We have an application that seems to disconnect some tenants/Xero Organizations from time to time. We are currently storing a single token (and using refresh and access tokens) without issue, but it feels like when a different user then authorizes a new tenant within our partner organziation, some of the previously authorized tenants stop working.

Do we need to maintain a new set of tokens per user who authorized the request? Eg User A has a set of Access+Refresh Tokens and User B has a set of Access + Refresh tokens? If so, how do we keep track of what user has authorized which organization last?

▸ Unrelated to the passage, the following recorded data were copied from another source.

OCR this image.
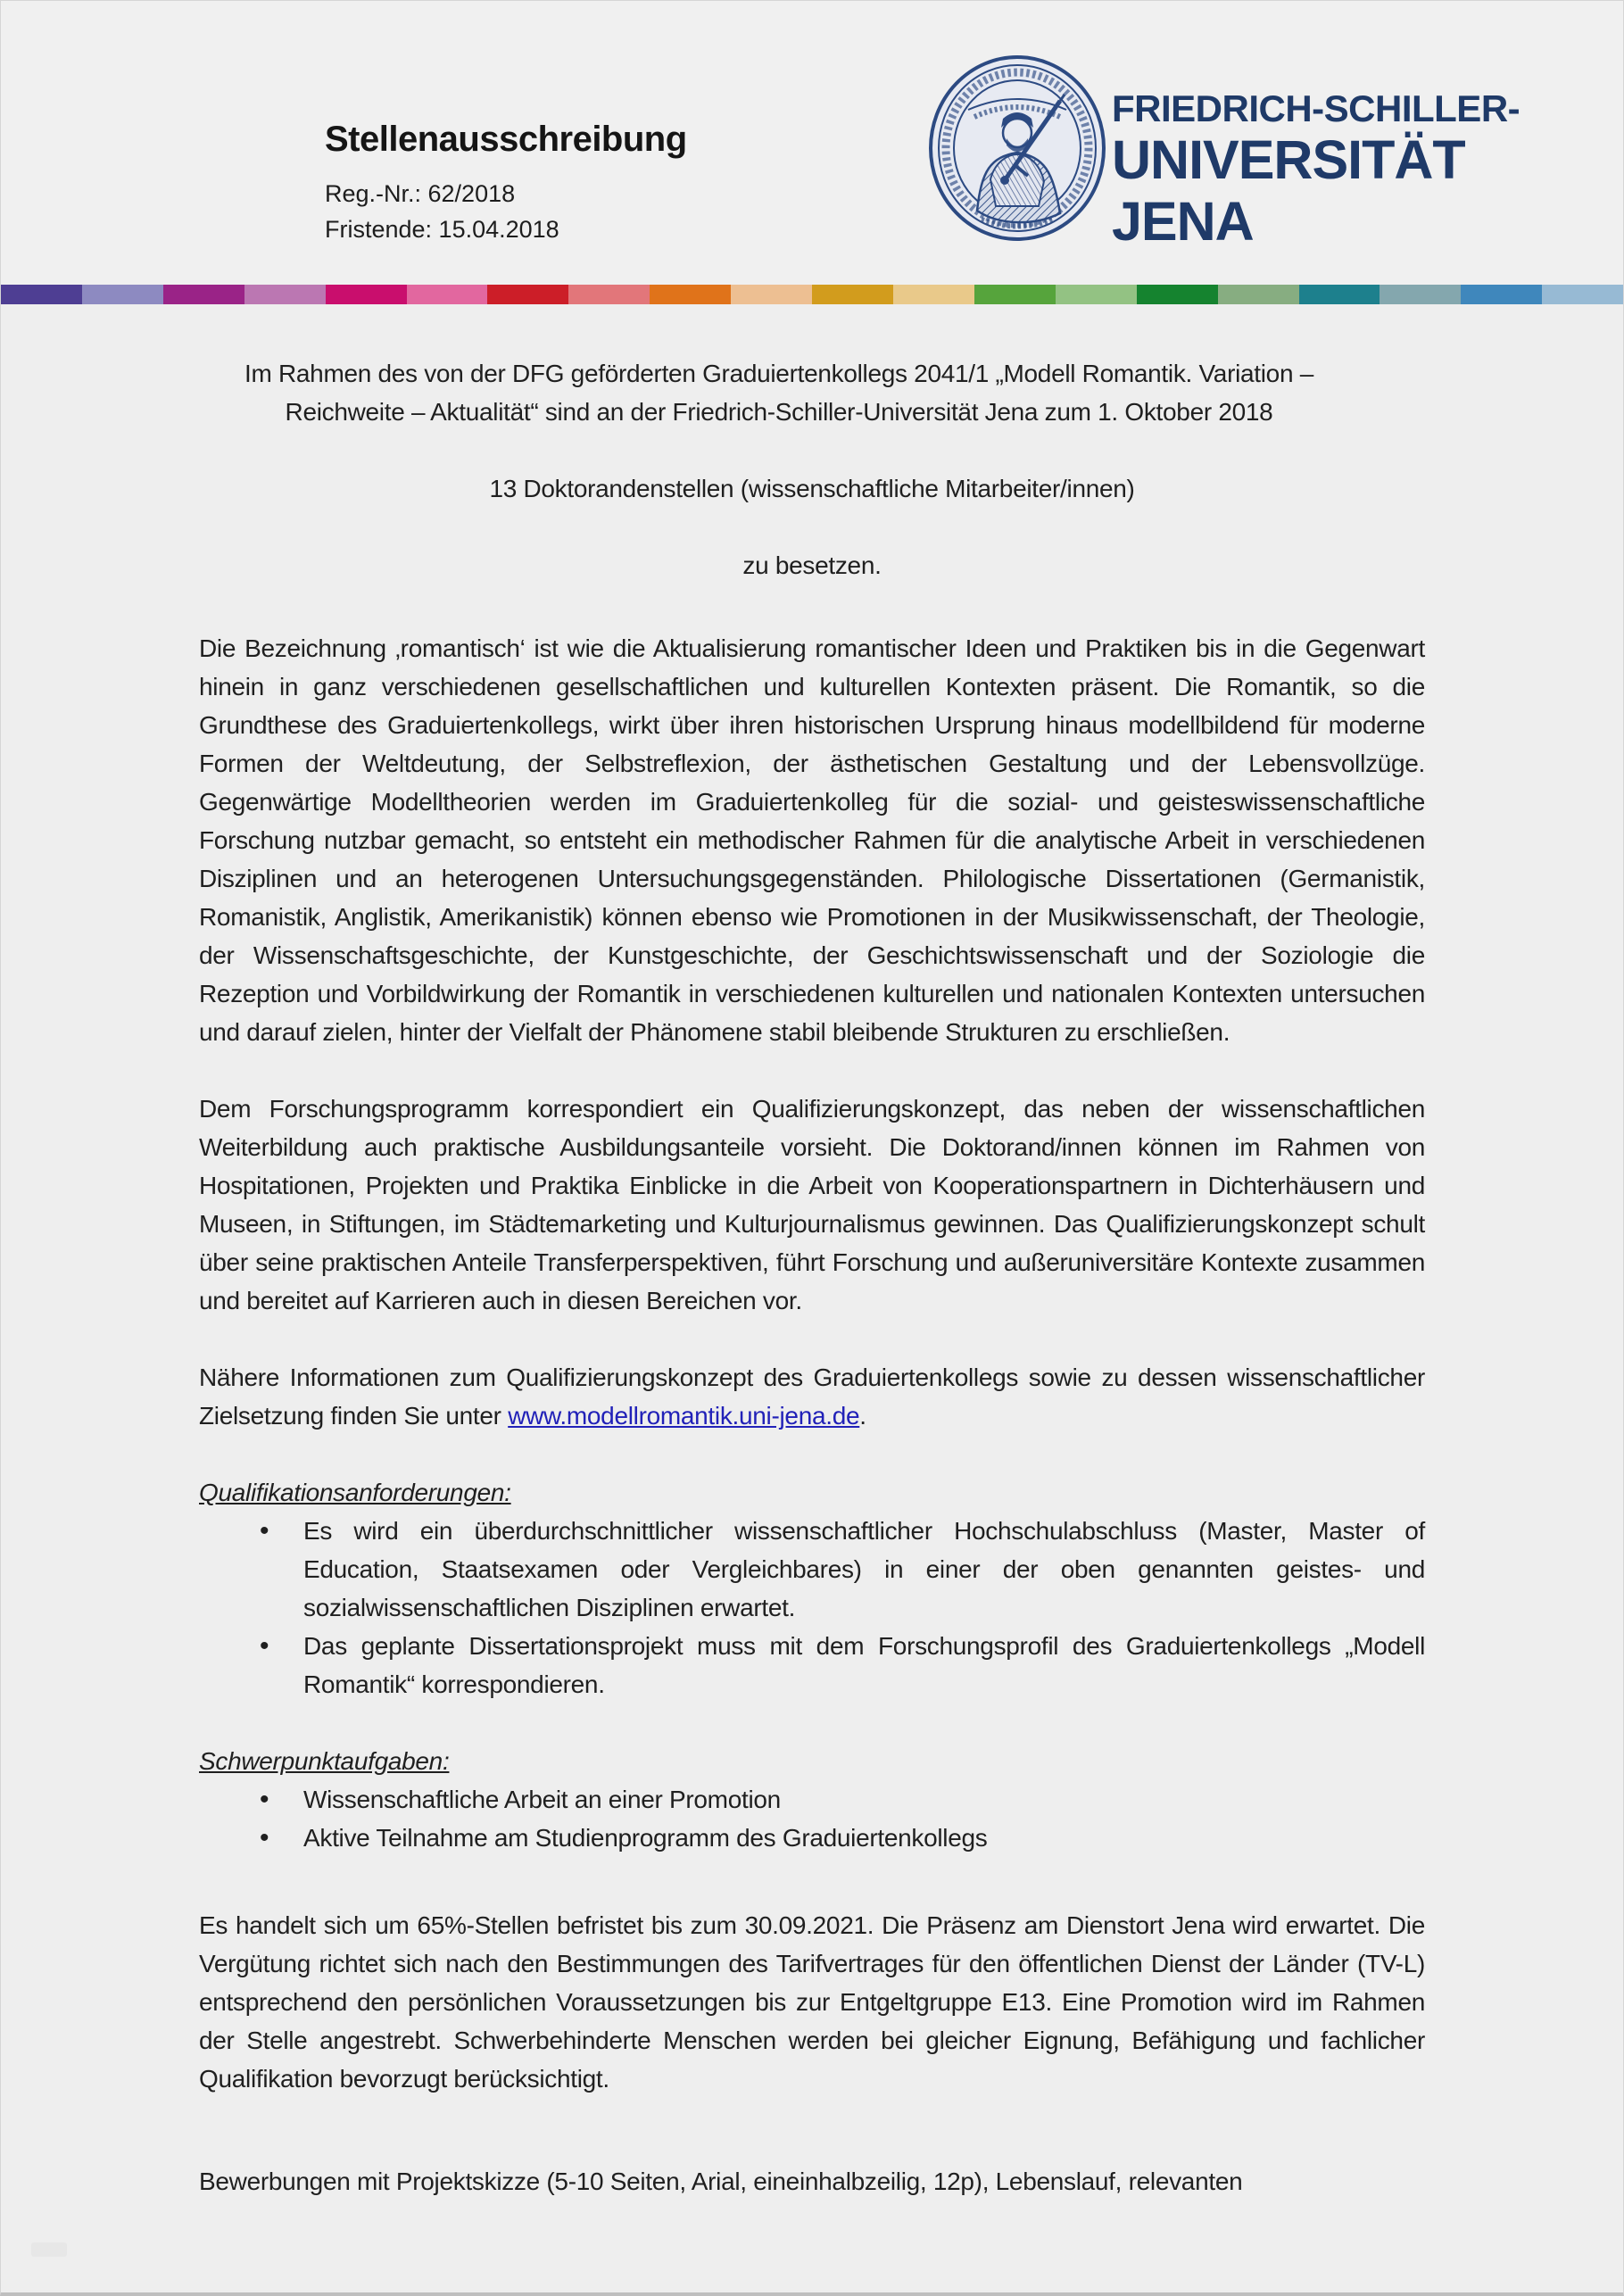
Stellenausschreibung
Reg.-Nr.: 62/2018
Fristende: 15.04.2018
FRIEDRICH-SCHILLER-
UNIVERSITÄT
JENA

Im Rahmen des von der DFG geförderten Graduiertenkollegs 2041/1 „Modell Romantik. Variation – Reichweite – Aktualität“ sind an der Friedrich-Schiller-Universität Jena zum 1. Oktober 2018

13 Doktorandenstellen (wissenschaftliche Mitarbeiter/innen)

zu besetzen.

Die Bezeichnung ‚romantisch‘ ist wie die Aktualisierung romantischer Ideen und Praktiken bis in die Gegenwart hinein in ganz verschiedenen gesellschaftlichen und kulturellen Kontexten präsent. Die Romantik, so die Grundthese des Graduiertenkollegs, wirkt über ihren historischen Ursprung hinaus modellbildend für moderne Formen der Weltdeutung, der Selbstreflexion, der ästhetischen Gestaltung und der Lebensvollzüge. Gegenwärtige Modelltheorien werden im Graduiertenkolleg für die sozial- und geisteswissenschaftliche Forschung nutzbar gemacht, so entsteht ein methodischer Rahmen für die analytische Arbeit in verschiedenen Disziplinen und an heterogenen Untersuchungsgegenständen. Philologische Dissertationen (Germanistik, Romanistik, Anglistik, Amerikanistik) können ebenso wie Promotionen in der Musikwissenschaft, der Theologie, der Wissenschaftsgeschichte, der Kunstgeschichte, der Geschichtswissenschaft und der Soziologie die Rezeption und Vorbildwirkung der Romantik in verschiedenen kulturellen und nationalen Kontexten untersuchen und darauf zielen, hinter der Vielfalt der Phänomene stabil bleibende Strukturen zu erschließen.

Dem Forschungsprogramm korrespondiert ein Qualifizierungskonzept, das neben der wissenschaftlichen Weiterbildung auch praktische Ausbildungsanteile vorsieht. Die Doktorand/innen können im Rahmen von Hospitationen, Projekten und Praktika Einblicke in die Arbeit von Kooperationspartnern in Dichterhäusern und Museen, in Stiftungen, im Städtemarketing und Kulturjournalismus gewinnen. Das Qualifizierungskonzept schult über seine praktischen Anteile Transferperspektiven, führt Forschung und außeruniversitäre Kontexte zusammen und bereitet auf Karrieren auch in diesen Bereichen vor.

Nähere Informationen zum Qualifizierungskonzept des Graduiertenkollegs sowie zu dessen wissenschaftlicher Zielsetzung finden Sie unter www.modellromantik.uni-jena.de.

Qualifikationsanforderungen:
• Es wird ein überdurchschnittlicher wissenschaftlicher Hochschulabschluss (Master, Master of Education, Staatsexamen oder Vergleichbares) in einer der oben genannten geistes- und sozialwissenschaftlichen Disziplinen erwartet.
• Das geplante Dissertationsprojekt muss mit dem Forschungsprofil des Graduiertenkollegs „Modell Romantik“ korrespondieren.
Schwerpunktaufgaben:
• Wissenschaftliche Arbeit an einer Promotion
• Aktive Teilnahme am Studienprogramm des Graduiertenkollegs

Es handelt sich um 65%-Stellen befristet bis zum 30.09.2021. Die Präsenz am Dienstort Jena wird erwartet. Die Vergütung richtet sich nach den Bestimmungen des Tarifvertrages für den öffentlichen Dienst der Länder (TV-L) entsprechend den persönlichen Voraussetzungen bis zur Entgeltgruppe E13. Eine Promotion wird im Rahmen der Stelle angestrebt. Schwerbehinderte Menschen werden bei gleicher Eignung, Befähigung und fachlicher Qualifikation bevorzugt berücksichtigt.

Bewerbungen mit Projektskizze (5-10 Seiten, Arial, eineinhalbzeilig, 12p), Lebenslauf, relevanten
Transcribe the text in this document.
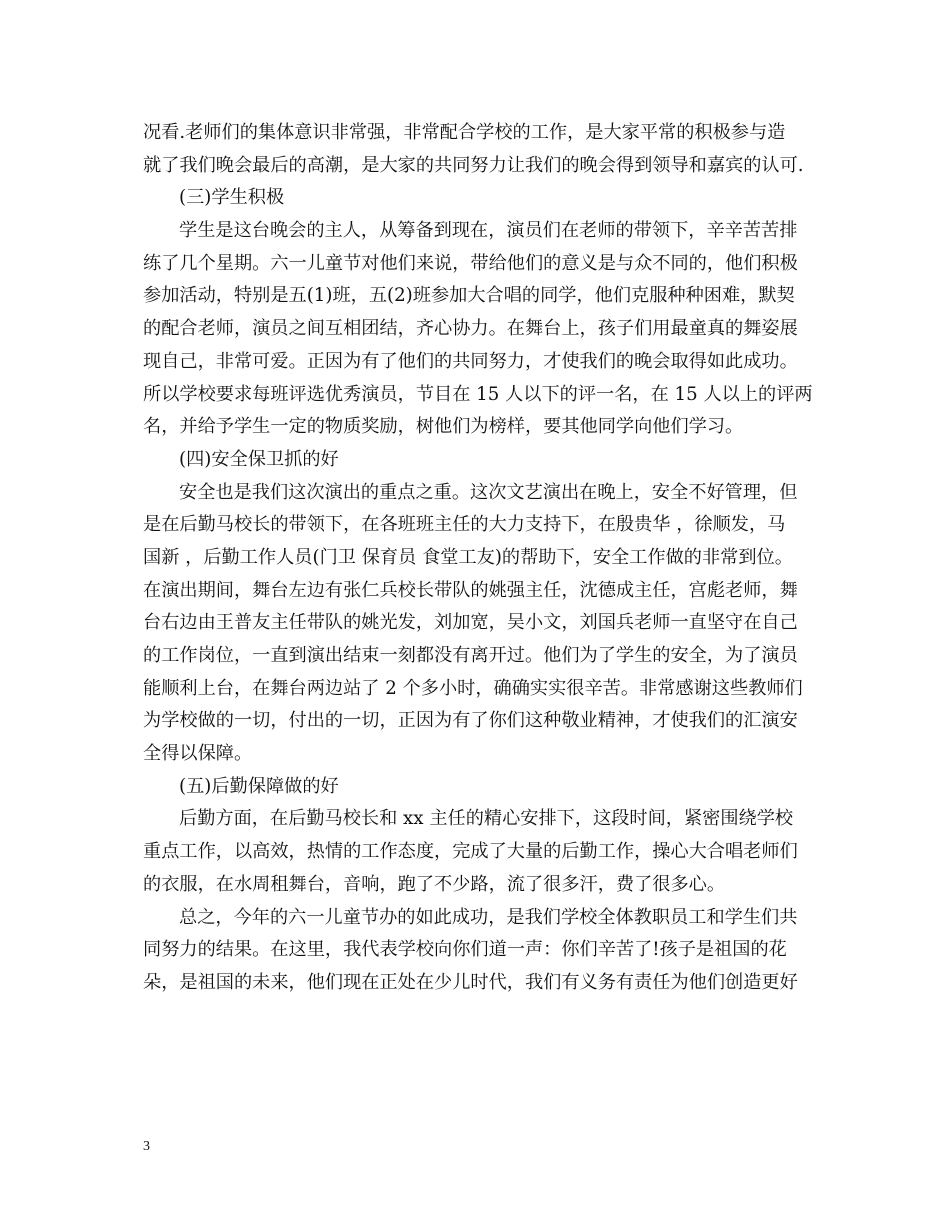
况看.老师们的集体意识非常强，非常配合学校的工作，是大家平常的积极参与造
就了我们晚会最后的高潮，是大家的共同努力让我们的晚会得到领导和嘉宾的认可.
(三)学生积极
学生是这台晚会的主人，从筹备到现在，演员们在老师的带领下，辛辛苦苦排
练了几个星期。六一儿童节对他们来说，带给他们的意义是与众不同的，他们积极
参加活动，特别是五(1)班，五(2)班参加大合唱的同学，他们克服种种困难，默契
的配合老师，演员之间互相团结，齐心协力。在舞台上，孩子们用最童真的舞姿展
现自己，非常可爱。正因为有了他们的共同努力，才使我们的晚会取得如此成功。
所以学校要求每班评选优秀演员，节目在 15 人以下的评一名，在 15 人以上的评两
名，并给予学生一定的物质奖励，树他们为榜样，要其他同学向他们学习。
(四)安全保卫抓的好
安全也是我们这次演出的重点之重。这次文艺演出在晚上，安全不好管理，但
是在后勤马校长的带领下，在各班班主任的大力支持下，在殷贵华 ，徐顺发，马
国新 ，后勤工作人员(门卫 保育员 食堂工友)的帮助下，安全工作做的非常到位。
在演出期间，舞台左边有张仁兵校长带队的姚强主任，沈德成主任，宫彪老师，舞
台右边由王普友主任带队的姚光发，刘加宽，吴小文，刘国兵老师一直坚守在自己
的工作岗位，一直到演出结束一刻都没有离开过。他们为了学生的安全，为了演员
能顺利上台，在舞台两边站了 2 个多小时，确确实实很辛苦。非常感谢这些教师们
为学校做的一切，付出的一切，正因为有了你们这种敬业精神，才使我们的汇演安
全得以保障。
(五)后勤保障做的好
后勤方面，在后勤马校长和 xx 主任的精心安排下，这段时间，紧密围绕学校
重点工作，以高效，热情的工作态度，完成了大量的后勤工作，操心大合唱老师们
的衣服，在水周租舞台，音响，跑了不少路，流了很多汗，费了很多心。
总之，今年的六一儿童节办的如此成功，是我们学校全体教职员工和学生们共
同努力的结果。在这里，我代表学校向你们道一声：你们辛苦了!孩子是祖国的花
朵，是祖国的未来，他们现在正处在少儿时代，我们有义务有责任为他们创造更好
3
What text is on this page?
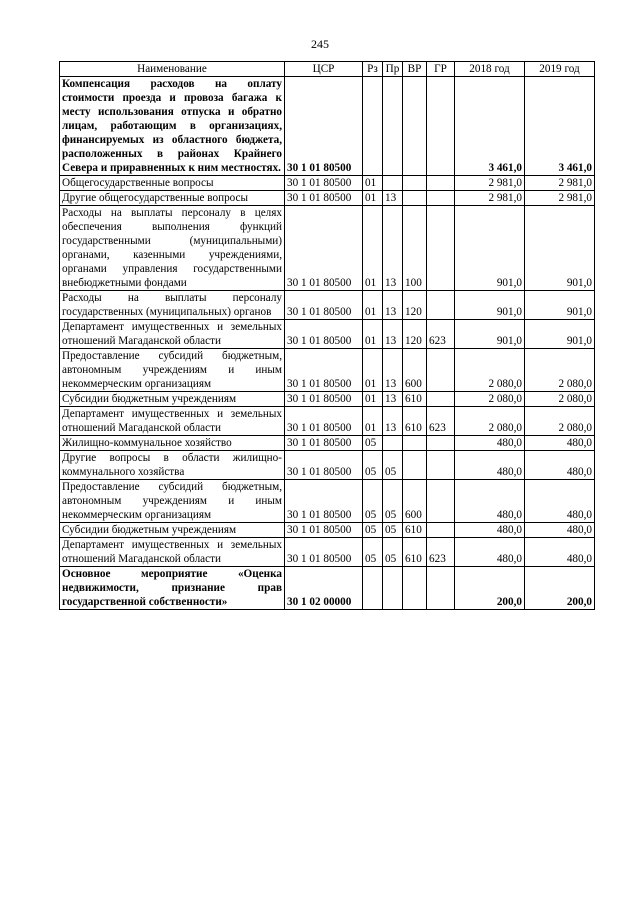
245
Наименование	ЦСР	Рз	Пр	ВР	ГР	2018 год	2019 год
Компенсация расходов на оплату стоимости проезда и провоза багажа к месту использования отпуска и обратно лицам, работающим в организациях, финансируемых из областного бюджета, расположенных в районах Крайнего Севера и приравненных к ним местностях.	30 1 01 80500					3 461,0	3 461,0
Общегосударственные вопросы	30 1 01 80500	01				2 981,0	2 981,0
Другие общегосударственные вопросы	30 1 01 80500	01	13			2 981,0	2 981,0
Расходы на выплаты персоналу в целях обеспечения выполнения функций государственными (муниципальными) органами, казенными учреждениями, органами управления государственными внебюджетными фондами	30 1 01 80500	01	13	100		901,0	901,0
Расходы на выплаты персоналу государственных (муниципальных) органов	30 1 01 80500	01	13	120		901,0	901,0
Департамент имущественных и земельных отношений Магаданской области	30 1 01 80500	01	13	120	623	901,0	901,0
Предоставление субсидий бюджетным, автономным учреждениям и иным некоммерческим организациям	30 1 01 80500	01	13	600		2 080,0	2 080,0
Субсидии бюджетным учреждениям	30 1 01 80500	01	13	610		2 080,0	2 080,0
Департамент имущественных и земельных отношений Магаданской области	30 1 01 80500	01	13	610	623	2 080,0	2 080,0
Жилищно-коммунальное хозяйство	30 1 01 80500	05				480,0	480,0
Другие вопросы в области жилищно-коммунального хозяйства	30 1 01 80500	05	05			480,0	480,0
Предоставление субсидий бюджетным, автономным учреждениям и иным некоммерческим организациям	30 1 01 80500	05	05	600		480,0	480,0
Субсидии бюджетным учреждениям	30 1 01 80500	05	05	610		480,0	480,0
Департамент имущественных и земельных отношений Магаданской области	30 1 01 80500	05	05	610	623	480,0	480,0
Основное мероприятие «Оценка недвижимости, признание прав государственной собственности»	30 1 02 00000					200,0	200,0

Eg if User A authorized Org1 and User B authorized Org2, but then User A also authorized Org2, when our app (per schedule) needs to access Org2 do we just have to enumerate all the tokens and call GetOrganizations() to determine which ones they have?

Again, we have been operating on the idea that a single Access + Refresh token is all we should work with despite working with 100's of tenants/Organizations.

Any great advice on the proper way to store and re-use tokens for Xero would be really appreciated.

We used to store tokens separately, but the combined into single token as it seemed correct, but we still seem to have a few issues, not sure if we need to store a token per user (eg decrypt the Access Token, the get User ID, and store 1 pair per unique user id (access+refresh). Is this the proper way so that we don't have disconnect all the time?

Answer 1

Access tokens are issued per user per app. So user A would have one token pair for all the Xero organisations that they have authorised with your app and user B would have another pair for the organisations that they have authorised.

Storing 1 pair per user id would be a good idea.